For the artists, the Assembly Halls, represent both a personal and collective memory of their youth as they both lived through the years of the cultural revolution as children, regardless of the fact that Shao Yinong, born in 1961, was caught more in the intensity than Muchen, born in 1970. In the past they also created works inspired by personal themes such as, “Family Register,” a photographic family tree of their own family, and “Childhood Memories,” a pictorial journey of places they remember as children. However, in the Assembly Hall series they were able to withdraw themselves from their direct experience and they succeed in creating a series of work that allows the viewers space to create their own narratives.
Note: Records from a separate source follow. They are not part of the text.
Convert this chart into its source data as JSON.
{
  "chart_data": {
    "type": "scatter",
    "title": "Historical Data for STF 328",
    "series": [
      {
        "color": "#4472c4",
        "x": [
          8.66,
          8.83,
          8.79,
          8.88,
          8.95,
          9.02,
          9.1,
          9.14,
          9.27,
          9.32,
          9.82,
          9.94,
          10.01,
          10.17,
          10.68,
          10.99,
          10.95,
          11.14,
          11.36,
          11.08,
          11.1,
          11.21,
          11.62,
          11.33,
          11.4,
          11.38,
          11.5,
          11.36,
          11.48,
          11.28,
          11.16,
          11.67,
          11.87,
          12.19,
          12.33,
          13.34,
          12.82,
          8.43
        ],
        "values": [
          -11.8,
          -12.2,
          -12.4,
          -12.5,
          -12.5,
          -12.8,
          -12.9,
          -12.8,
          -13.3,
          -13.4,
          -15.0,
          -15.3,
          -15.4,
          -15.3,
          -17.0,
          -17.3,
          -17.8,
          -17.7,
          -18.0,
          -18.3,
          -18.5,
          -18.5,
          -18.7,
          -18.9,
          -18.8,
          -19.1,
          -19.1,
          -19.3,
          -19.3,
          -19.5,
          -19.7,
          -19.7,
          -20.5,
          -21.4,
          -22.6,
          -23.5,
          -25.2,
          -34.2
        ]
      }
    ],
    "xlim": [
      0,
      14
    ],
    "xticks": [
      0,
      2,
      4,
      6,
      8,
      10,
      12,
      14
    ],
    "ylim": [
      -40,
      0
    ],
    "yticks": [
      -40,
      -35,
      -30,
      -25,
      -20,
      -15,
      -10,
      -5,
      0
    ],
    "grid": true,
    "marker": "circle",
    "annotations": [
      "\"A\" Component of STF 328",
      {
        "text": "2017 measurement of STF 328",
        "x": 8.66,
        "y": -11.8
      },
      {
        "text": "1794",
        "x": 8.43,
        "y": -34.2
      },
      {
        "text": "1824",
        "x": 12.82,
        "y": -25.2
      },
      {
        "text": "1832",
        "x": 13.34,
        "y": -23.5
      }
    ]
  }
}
In describing the Assembly Halls, they are all taken in the same way from the back of the room looking at the front of the stage from the center of the hall all at the same level taken with only natural light or ceiling light. They are empty. A wide angle camera is used. The time of day is different in the different halls. Small towns vs. big towns. Farms vs. uban environments. Red is evident throughout the series. From the cameraman’s eye there is a repeated series of rectangles boardering the images from the outer walls to the frame of the supporting beams leading eventually to the stage drawing your eye into the center of the room. The rectangles are further supported by a triangular rooftop reminiscent of a Chinese peasant hat. The geometry gives depth to the photographs. Additionally the balance and strength of the images are pulled together by pairs of objects that further give strength and solidity to the space and their purpose.